Most of all, if I stayed home from Las Vegas, my mother would actually feel like there was something terribly wrong. If I pursued my business as usual, she could do the same, regardless of what the doc told her.
I spoke to her again on the homebound train before it left Hoboken. By then, my mom had gotten in touch with the woman who had had this surgery done. The surgeon apparently did this procedure day in and day out, like some specialists do tons of prostate or ACL jobs. This she found very reassuring. Her tone was very positive, and she said she basically wanted to find out the problem, have it removed or extracted or whatever, and move on.
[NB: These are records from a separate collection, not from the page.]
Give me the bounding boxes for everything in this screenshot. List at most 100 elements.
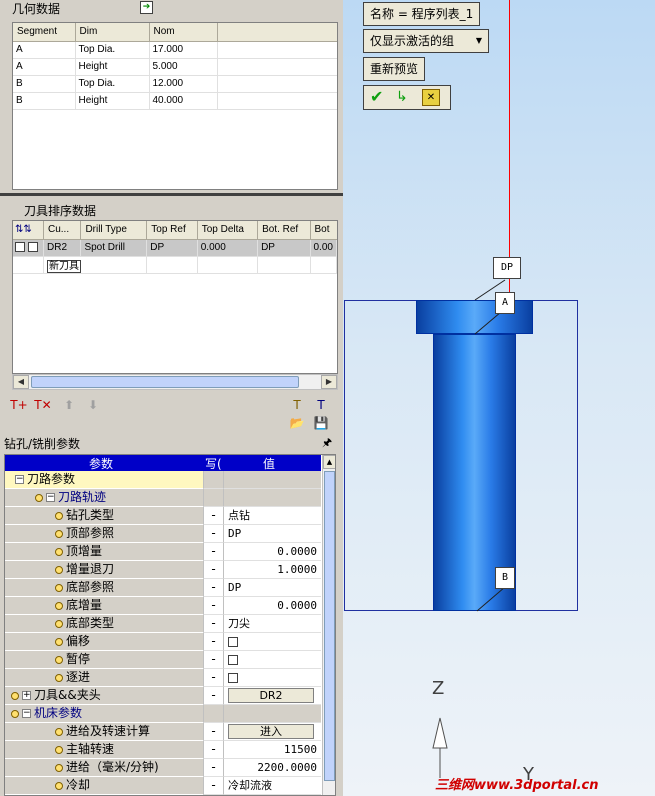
param-row[interactable]: 暂停 -: [5, 651, 321, 669]
param-row[interactable]: 逐进 -: [5, 669, 321, 687]
param-value-button[interactable]: 进入: [228, 724, 314, 739]
splitter[interactable]: [0, 193, 343, 196]
param-row[interactable]: 底增量 -0.0000: [5, 597, 321, 615]
col-bot-ref[interactable]: Bot. Ref: [257, 221, 311, 240]
sort-icons[interactable]: ⇅⇅: [13, 221, 44, 240]
param-value[interactable]: [223, 669, 321, 687]
expand-icon[interactable]: +: [22, 691, 31, 700]
vertical-scrollbar[interactable]: ▲: [322, 455, 335, 795]
col-segment[interactable]: Segment: [13, 23, 76, 42]
param-value[interactable]: [223, 651, 321, 669]
checkbox[interactable]: [15, 242, 25, 253]
param-row[interactable]: − 机床参数: [5, 705, 321, 723]
col-bot[interactable]: Bot: [310, 221, 337, 240]
param-label: 刀路参数: [27, 472, 76, 486]
cell-nom[interactable]: 40.000: [149, 92, 218, 110]
param-node-icon: [11, 691, 19, 700]
param-row[interactable]: 主轴转速 -11500: [5, 741, 321, 759]
table-row[interactable]: DR2 Spot Drill DP 0.000 DP 0.00: [13, 239, 337, 257]
scroll-left-icon[interactable]: ◀: [13, 375, 29, 389]
param-label: 进给（毫米/分钟): [66, 760, 159, 774]
col-top-ref[interactable]: Top Ref: [146, 221, 198, 240]
col-value[interactable]: 值: [263, 455, 275, 472]
col-write[interactable]: 写(: [205, 455, 222, 472]
param-row[interactable]: 顶部参照 - DP: [5, 525, 321, 543]
checkbox[interactable]: [228, 673, 238, 683]
collapse-icon[interactable]: −: [22, 709, 31, 718]
open-library-icon[interactable]: T📂: [288, 396, 306, 430]
scroll-up-icon[interactable]: ▲: [323, 455, 335, 469]
param-value[interactable]: 1.0000: [223, 561, 321, 579]
cell-nom[interactable]: 5.000: [149, 58, 218, 76]
param-value[interactable]: 2200.0000: [223, 759, 321, 777]
checkbox[interactable]: [28, 242, 38, 253]
param-value[interactable]: DP: [223, 525, 321, 543]
param-value[interactable]: [223, 705, 321, 723]
param-value[interactable]: 刀尖: [223, 615, 321, 633]
table-row[interactable]: A Top Dia. 17.000: [13, 41, 337, 59]
left-panel: 几何数据 ➔ Segment Dim Nom A Top Dia. 17.000 A H…: [0, 0, 343, 796]
collapse-icon[interactable]: −: [46, 493, 55, 502]
param-value[interactable]: [223, 471, 321, 489]
param-row[interactable]: 进给（毫米/分钟) -2200.0000: [5, 759, 321, 777]
param-value[interactable]: 点钻: [223, 507, 321, 525]
param-row[interactable]: 进给及转速计算 - 进入: [5, 723, 321, 741]
save-library-icon[interactable]: T💾: [312, 396, 330, 430]
col-cu[interactable]: Cu...: [43, 221, 82, 240]
param-value[interactable]: 进入: [223, 723, 321, 741]
col-drill-type[interactable]: Drill Type: [80, 221, 148, 240]
parameter-grid: 参数 写( 值 − 刀路参数 − 刀路轨迹 钻孔类型 - 点钻 顶部参照 - DP 顶增量 -0.00…: [4, 454, 336, 796]
delete-tool-icon[interactable]: T✕: [34, 396, 52, 414]
tag-dp[interactable]: DP: [493, 257, 521, 279]
param-value[interactable]: DP: [223, 579, 321, 597]
param-row[interactable]: 偏移 -: [5, 633, 321, 651]
param-row[interactable]: 底部参照 - DP: [5, 579, 321, 597]
param-row[interactable]: + 刀具&&夹头 - DR2: [5, 687, 321, 705]
table-row[interactable]: B Top Dia. 12.000: [13, 75, 337, 93]
param-row[interactable]: − 刀路轨迹: [5, 489, 321, 507]
collapse-icon[interactable]: −: [15, 475, 24, 484]
table-row[interactable]: 新刀具: [13, 256, 337, 274]
param-value[interactable]: 0.0000: [223, 597, 321, 615]
table-row[interactable]: B Height 40.000: [13, 92, 337, 110]
col-nom[interactable]: Nom: [149, 23, 218, 42]
cell-dim: Top Dia.: [75, 41, 150, 59]
param-row[interactable]: 顶增量 -0.0000: [5, 543, 321, 561]
scroll-right-icon[interactable]: ▶: [321, 375, 337, 389]
col-dim[interactable]: Dim: [75, 23, 150, 42]
param-write-flag: -: [203, 597, 223, 615]
param-row[interactable]: 底部类型 - 刀尖: [5, 615, 321, 633]
pin-icon[interactable]: 🖈: [322, 434, 332, 453]
cell-nom[interactable]: 17.000: [149, 41, 218, 59]
move-down-icon[interactable]: ⬇: [84, 396, 102, 414]
scroll-thumb[interactable]: [31, 376, 299, 388]
tag-b[interactable]: B: [495, 567, 515, 589]
col-param[interactable]: 参数: [89, 455, 113, 472]
param-row[interactable]: − 刀路参数: [5, 471, 321, 489]
export-icon[interactable]: ➔: [140, 1, 153, 14]
param-value[interactable]: [223, 489, 321, 507]
add-tool-icon[interactable]: T+: [10, 396, 28, 414]
checkbox[interactable]: [228, 637, 238, 647]
param-value[interactable]: 冷却流液: [223, 777, 321, 795]
param-value[interactable]: 0.0000: [223, 543, 321, 561]
param-row[interactable]: 冷却 - 冷却流液: [5, 777, 321, 795]
param-row[interactable]: 钻孔类型 - 点钻: [5, 507, 321, 525]
param-row[interactable]: 增量退刀 -1.0000: [5, 561, 321, 579]
graphics-view[interactable]: 名称 = 程序列表_1 仅显示激活的组 ▼ 重新预览 ✔ ↳ ✕ DP A B …: [343, 0, 655, 796]
bulb-icon: [55, 655, 63, 664]
param-value[interactable]: [223, 633, 321, 651]
param-value[interactable]: 11500: [223, 741, 321, 759]
cell-dim: Height: [75, 58, 150, 76]
move-up-icon[interactable]: ⬆: [60, 396, 78, 414]
table-row[interactable]: A Height 5.000: [13, 58, 337, 76]
cell-nom[interactable]: 12.000: [149, 75, 218, 93]
param-value-button[interactable]: DR2: [228, 688, 314, 703]
new-tool-cell[interactable]: 新刀具: [47, 260, 81, 272]
checkbox[interactable]: [228, 655, 238, 665]
param-value[interactable]: DR2: [223, 687, 321, 705]
col-top-delta[interactable]: Top Delta: [197, 221, 259, 240]
tag-a[interactable]: A: [495, 292, 515, 314]
horizontal-scrollbar[interactable]: ◀ ▶: [12, 374, 338, 390]
scroll-thumb[interactable]: [324, 471, 335, 781]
She credited her experience with breast cancer as helping with this attitude. When she got that diagnosis back in early 1991 — during my final semester of college — her overwhelming emotion was not fear, or powerlessness, but anger. If she got through the diagnosis, surgery, and rehabilitation of that experience, she said today, she could face anything. And in addition, this minor condition may serve as an early warning of some cardiovascular condition that could have made its presence known in a lot more fatal way.
I have to say that this conversation was the first point today at which I stopped worrying. Once again, she exhorted me not to worry about her or my father (who no doubt dug into the Internet as I did to decipher what the hell Hollenhorst plaque was), to enjoy Las Vegas, and not to think about the next step. This time, I silently agreed with her.
So that is how things stand. My mom will see her family doctor late this week, bring up the name of the vascular specialist she got, and take it from there. My orders are to go to Las Vegas and loot the locals in the name of the family honor and her — and her parents' — reputations as jubilant degenerate card players. What sort of son would disobey?